THE SOCIAL SIMULATION
As essential as these narratives are, they always remain hidden in the realm of the collective unconscious, their magic only working as long as they are kept from being explicitly exposed to the public eye. They are the water for the fish, the code of the matrix, the master algorithms running the simulation.
Of course, once you see it, the realization becomes basic, elementary even -but that doesn’t make it feel any less profound. Everything is a social construct! Culture, ideology, norms, they are all made up! So get in loser, we’re going to deconstruct.
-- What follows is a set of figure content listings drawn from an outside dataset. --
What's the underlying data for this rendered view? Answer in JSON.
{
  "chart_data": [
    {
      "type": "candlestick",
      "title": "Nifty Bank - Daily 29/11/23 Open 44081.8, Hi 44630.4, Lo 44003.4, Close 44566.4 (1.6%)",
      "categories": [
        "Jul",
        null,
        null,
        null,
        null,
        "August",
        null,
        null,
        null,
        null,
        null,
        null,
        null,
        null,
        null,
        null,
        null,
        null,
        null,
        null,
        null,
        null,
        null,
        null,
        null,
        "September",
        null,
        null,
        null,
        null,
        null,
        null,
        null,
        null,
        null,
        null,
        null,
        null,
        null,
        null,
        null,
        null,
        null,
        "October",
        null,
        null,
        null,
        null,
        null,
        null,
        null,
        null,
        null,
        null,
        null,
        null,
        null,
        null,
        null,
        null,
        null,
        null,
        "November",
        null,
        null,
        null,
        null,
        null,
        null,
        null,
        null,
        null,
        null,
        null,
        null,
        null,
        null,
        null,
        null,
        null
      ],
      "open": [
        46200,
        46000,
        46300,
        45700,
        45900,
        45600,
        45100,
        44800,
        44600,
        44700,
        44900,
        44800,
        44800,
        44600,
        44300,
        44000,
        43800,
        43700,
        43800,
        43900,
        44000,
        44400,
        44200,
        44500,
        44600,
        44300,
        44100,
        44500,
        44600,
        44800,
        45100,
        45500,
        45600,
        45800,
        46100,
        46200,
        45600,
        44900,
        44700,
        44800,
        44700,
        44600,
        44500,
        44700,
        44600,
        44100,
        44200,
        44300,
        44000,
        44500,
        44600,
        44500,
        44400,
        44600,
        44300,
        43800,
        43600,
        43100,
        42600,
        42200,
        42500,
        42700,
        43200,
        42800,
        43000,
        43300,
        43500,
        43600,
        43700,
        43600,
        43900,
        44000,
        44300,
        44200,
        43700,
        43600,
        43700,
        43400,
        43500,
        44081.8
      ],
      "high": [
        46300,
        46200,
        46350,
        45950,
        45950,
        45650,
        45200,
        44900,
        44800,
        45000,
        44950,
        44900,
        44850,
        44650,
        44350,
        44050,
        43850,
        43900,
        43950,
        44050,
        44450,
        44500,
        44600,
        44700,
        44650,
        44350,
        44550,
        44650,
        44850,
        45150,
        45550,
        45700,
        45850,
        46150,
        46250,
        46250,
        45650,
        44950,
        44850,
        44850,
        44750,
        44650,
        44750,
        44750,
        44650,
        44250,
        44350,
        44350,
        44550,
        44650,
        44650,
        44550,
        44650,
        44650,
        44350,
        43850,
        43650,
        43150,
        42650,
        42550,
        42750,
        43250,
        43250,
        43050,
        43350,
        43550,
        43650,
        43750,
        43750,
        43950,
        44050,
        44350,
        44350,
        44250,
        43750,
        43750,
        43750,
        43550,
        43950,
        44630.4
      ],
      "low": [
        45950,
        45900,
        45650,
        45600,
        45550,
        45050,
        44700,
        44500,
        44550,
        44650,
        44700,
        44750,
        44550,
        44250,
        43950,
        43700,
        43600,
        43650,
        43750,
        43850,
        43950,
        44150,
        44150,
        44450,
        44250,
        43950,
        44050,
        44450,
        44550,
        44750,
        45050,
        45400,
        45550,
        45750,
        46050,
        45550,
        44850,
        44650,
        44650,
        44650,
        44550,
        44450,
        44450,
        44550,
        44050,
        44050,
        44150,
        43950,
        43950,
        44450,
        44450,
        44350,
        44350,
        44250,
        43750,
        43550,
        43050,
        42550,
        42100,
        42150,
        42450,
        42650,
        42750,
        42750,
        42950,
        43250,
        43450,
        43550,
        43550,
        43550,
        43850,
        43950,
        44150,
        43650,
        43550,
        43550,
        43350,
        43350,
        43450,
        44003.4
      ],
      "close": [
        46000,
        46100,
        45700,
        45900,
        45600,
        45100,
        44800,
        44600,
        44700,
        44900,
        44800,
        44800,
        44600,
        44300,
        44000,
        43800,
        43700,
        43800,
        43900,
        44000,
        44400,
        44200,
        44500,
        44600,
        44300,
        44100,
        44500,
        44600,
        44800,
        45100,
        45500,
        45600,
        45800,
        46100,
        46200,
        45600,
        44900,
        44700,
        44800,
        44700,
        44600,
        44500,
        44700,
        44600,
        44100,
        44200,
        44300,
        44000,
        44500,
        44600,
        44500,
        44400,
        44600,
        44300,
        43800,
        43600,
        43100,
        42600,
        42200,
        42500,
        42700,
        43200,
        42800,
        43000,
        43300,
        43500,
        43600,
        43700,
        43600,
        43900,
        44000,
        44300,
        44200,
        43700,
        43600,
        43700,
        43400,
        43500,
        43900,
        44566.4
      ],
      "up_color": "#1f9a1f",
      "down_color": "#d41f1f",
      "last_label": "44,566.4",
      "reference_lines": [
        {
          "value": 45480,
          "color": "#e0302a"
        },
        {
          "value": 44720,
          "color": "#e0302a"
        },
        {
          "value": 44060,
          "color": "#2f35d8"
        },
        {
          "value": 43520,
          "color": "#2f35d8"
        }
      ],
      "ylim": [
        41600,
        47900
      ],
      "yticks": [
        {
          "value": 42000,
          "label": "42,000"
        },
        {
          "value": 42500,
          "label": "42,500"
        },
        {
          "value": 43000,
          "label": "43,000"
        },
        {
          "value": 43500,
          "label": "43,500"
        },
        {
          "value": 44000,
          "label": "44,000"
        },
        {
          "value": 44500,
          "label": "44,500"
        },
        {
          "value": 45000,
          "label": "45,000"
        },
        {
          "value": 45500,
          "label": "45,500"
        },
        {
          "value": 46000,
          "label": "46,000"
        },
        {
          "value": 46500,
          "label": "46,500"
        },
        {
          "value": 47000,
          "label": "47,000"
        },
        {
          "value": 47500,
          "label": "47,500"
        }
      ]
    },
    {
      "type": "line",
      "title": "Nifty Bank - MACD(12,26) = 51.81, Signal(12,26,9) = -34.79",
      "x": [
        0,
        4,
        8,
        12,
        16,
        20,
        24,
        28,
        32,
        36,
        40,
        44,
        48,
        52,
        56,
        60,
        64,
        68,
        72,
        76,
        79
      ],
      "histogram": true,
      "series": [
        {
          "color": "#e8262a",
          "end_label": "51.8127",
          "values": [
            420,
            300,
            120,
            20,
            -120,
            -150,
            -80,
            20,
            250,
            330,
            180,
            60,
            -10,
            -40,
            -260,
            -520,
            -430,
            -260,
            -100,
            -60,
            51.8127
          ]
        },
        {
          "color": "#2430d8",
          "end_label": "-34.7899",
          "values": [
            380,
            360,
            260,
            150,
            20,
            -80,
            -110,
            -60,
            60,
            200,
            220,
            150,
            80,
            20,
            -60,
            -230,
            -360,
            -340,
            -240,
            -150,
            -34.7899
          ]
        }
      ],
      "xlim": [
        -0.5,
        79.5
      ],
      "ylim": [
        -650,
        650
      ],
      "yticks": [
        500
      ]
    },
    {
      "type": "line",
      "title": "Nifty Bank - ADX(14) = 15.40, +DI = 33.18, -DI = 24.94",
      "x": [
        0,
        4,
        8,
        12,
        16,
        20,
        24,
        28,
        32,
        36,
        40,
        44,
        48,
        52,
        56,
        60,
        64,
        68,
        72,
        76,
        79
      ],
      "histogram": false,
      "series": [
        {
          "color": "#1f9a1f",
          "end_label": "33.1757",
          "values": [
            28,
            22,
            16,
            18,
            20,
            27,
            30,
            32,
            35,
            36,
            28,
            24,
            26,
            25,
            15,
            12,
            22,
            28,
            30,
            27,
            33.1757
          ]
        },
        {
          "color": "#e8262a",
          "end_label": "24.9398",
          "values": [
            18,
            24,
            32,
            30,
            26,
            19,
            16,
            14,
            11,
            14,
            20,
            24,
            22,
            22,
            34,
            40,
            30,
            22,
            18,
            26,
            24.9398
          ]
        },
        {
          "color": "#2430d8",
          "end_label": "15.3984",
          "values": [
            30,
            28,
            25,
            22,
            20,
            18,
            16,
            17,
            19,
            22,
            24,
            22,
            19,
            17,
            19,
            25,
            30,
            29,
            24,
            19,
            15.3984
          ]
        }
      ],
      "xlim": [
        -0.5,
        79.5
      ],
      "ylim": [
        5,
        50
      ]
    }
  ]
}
This realization became the DMT of postmodernity.
And like DMT, in moderation, it can be a powerful lens to explore the world, that shines light on many of the hidden but essential patterns that run our life. But abuse of it, and your stories of enlightened human-like beings that have fully transcended material reality will end up making you sound like a cultish crackhead instead.
Because yes, the social simulation might be imagined, but that doesn’t mean that it’s running on the ether either, free of all constraints. On the contrary baby, like Marx and Madonna would say, we’re all material girls, living in a material world, and the constructs we made up are not arbitrary fairy tales but rational adaptations to the environments we had to deal with.